KATIE TAYLOR is the new unified lightweight champion of the world: just about.
But it was a far from a convincing display from the Bray woman who edged Belgium’s Delfine Persoon on a controversial majority decision at New York’s Madison Square Garden on Saturday night.
The Wicklow orthodox put her IBF/WBA/WBO belts on the line against Persoon’s WBC strap, but the Flanders orthodox, who stormed out of the ring in disgust and in tears after the decision was announced, almost walked off with the lot and has a clear case for a rematch.
New York’s Allen Nace and New Jersey’s John Poturaj both scored it 96-94 to Taylor, but Don Trella of Connecticut, where Taylor trains, marked it 95-95.
However, many pundits, included Taylor’s former Irish team-mate Carl Frampton, Carl Froch and Paulie Malignaggi reckoned that 34-year-old Persoon did enough to become the undisputed 135 lbs champion.
"In my opinion, the judges have got it wrong," said Frampton who sparred Taylor when both fighters were part of the IABA High-Performance team. “It is heartbreaking to see Delfine Persoon in tears. I thought she won that fight by miles and that was a disgraceful decision."
Saturday’s ten-rounder was probably Taylor’s worse performance since she lost to Mira Potkonen in the quarter-finals of the Rio 2016 Olympics.
The new unified champion took the first round, but from that point on the fight developed into a see-saw war of attrition and the London 2012 gold medalist never really established herself and looked spent going down the final stretch.
On quite a few occasions, Persoon, her left eye badly swollen from taking punishment for her endeavours, rocked the London 2012 champion. She finished the stronger, particularly in the last two rounds.
A police officer by trade, Persoon asked the first serious questions of Taylor’s paid career, but the undefeated Irishwoman, bearing the scars of battle under her right eye, nose and forehead, reckons she deservedly had her hand raised in victory.
“I definitely felt I did enough, especially earlier on in the fight. I knew she was going to come on strong but I thought I did enough in the end. Thank God for a great victory, she said after her 14th win," she said.

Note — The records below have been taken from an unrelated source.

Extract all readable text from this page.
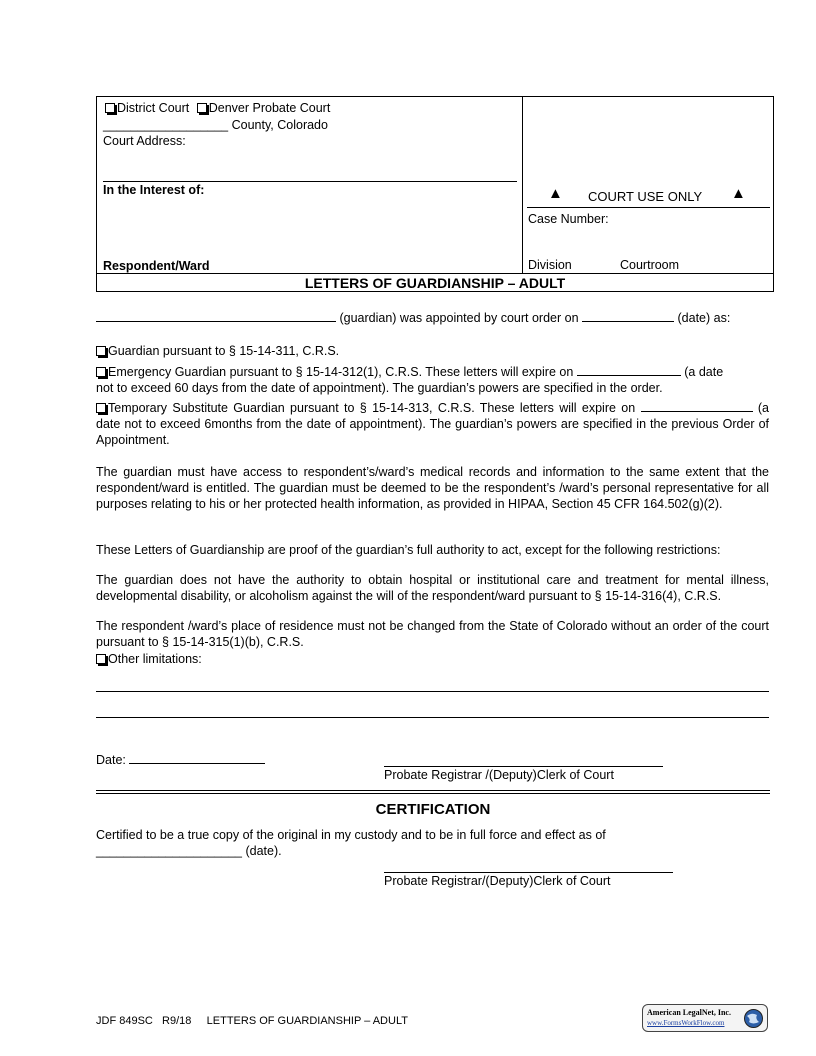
District Court Denver Probate Court
__________________ County, Colorado
Court Address:
In the Interest of:
Respondent/Ward
▲ COURT USE ONLY ▲
Case Number:
Division	Courtroom
LETTERS OF GUARDIANSHIP – ADULT
(guardian) was appointed by court order on	(date) as:
Guardian pursuant to § 15-14-311, C.R.S.
Emergency Guardian pursuant to § 15-14-312(1), C.R.S. These letters will expire on	(a date
not to exceed 60 days from the date of appointment). The guardian’s powers are specified in the order.
Temporary Substitute Guardian pursuant to § 15-14-313, C.R.S. These letters will expire on	(a date not to exceed 6months from the date of appointment). The guardian’s powers are specified in the previous Order of Appointment.
The guardian must have access to respondent’s/ward’s medical records and information to the same extent that the respondent/ward is entitled. The guardian must be deemed to be the respondent’s /ward’s personal representative for all purposes relating to his or her protected health information, as provided in HIPAA, Section 45 CFR 164.502(g)(2).
These Letters of Guardianship are proof of the guardian’s full authority to act, except for the following restrictions:
The guardian does not have the authority to obtain hospital or institutional care and treatment for mental illness, developmental disability, or alcoholism against the will of the respondent/ward pursuant to § 15-14-316(4), C.R.S.
The respondent /ward’s place of residence must not be changed from the State of Colorado without an order of the court pursuant to § 15-14-315(1)(b), C.R.S.
Other limitations:
Date:
Probate Registrar /(Deputy)Clerk of Court
CERTIFICATION
Certified to be a true copy of the original in my custody and to be in full force and effect as of
_____________________ (date).
Probate Registrar/(Deputy)Clerk of Court
JDF 849SC   R9/18     LETTERS OF GUARDIANSHIP – ADULT
American LegalNet, Inc.
www.FormsWorkFlow.com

“I stand there and fight a little bit too much, I probably should have been a bit more disciplined tonight. I showed great heart. It was a close fight, but I definitely felt I did enough in the fight to win.” Persoon will now almost inevitably call for a rematch but whether Taylor’s team, having survived this scare, will risk their investment is another matter.
Money talks in pro boxing and a mega-bucks showdown with Norway’s Cecilia 'First Lady' Braekhus, the unified welter champion, is in the offing, although that would be at a catch-weight with Braekhus moving down to light-welter and the Bray woman moving up.
The unbeaten 37-year-old Norwegian has won 35 fights and indicated that she’d welcome a showdown with Taylor but warned Eddie Hearn (Taylor’s promoter) that if she gives up her belts that he will have to come up with "something good".
England’s Chantelle Cameron, who acrimoniously split from Barry McGuigan’s Cyclone Promotions in February, is another possibility as is a rematch with Chicago’s Jessica McCaskill.
Taylor beat the Windy City puncher on points in London in 2017 but got uncharacteristically dragged into a firefight in the middle rounds with the American earning plaudits for her gutsy display and refusing to back down.
They could meet again, but for now, Taylor, who has fought 104 rounds since her pro debut in November 2016, joins Braekhus and her fellow London 2012 champion Claressa Shields of the USA as one of only three women to unify an entire weight class.
However, Persoon, who hadn’t been beaten in nine years up to Saturday’s fight, could get another shot at Taylor in a rematch and her performances over the weekend suggests she won’t be leaving the ring in tears next time.
Taylor and Persoon met on the Anthony Joshua versus Andy Ruiz Jr. undercard at MSG. California-native Ruiz, a late replacement, caused a massive upset after claiming Joshua’s IBF/WBA/WBO heavyweight titles on a 7th round stoppage.
Joshua, like Taylor a London 2012 gold medallist, was dropped four times in the biggest shock since Mike Tyson lost to Buster Douglas in 1990.
Elsewhere on the undercard, Cameroon-born middleweight Hassan N’Jikam, who was once managed by Cork’s Gary Hyde, was TKO’d by England’s Callum Smith in the third round of a world title fight.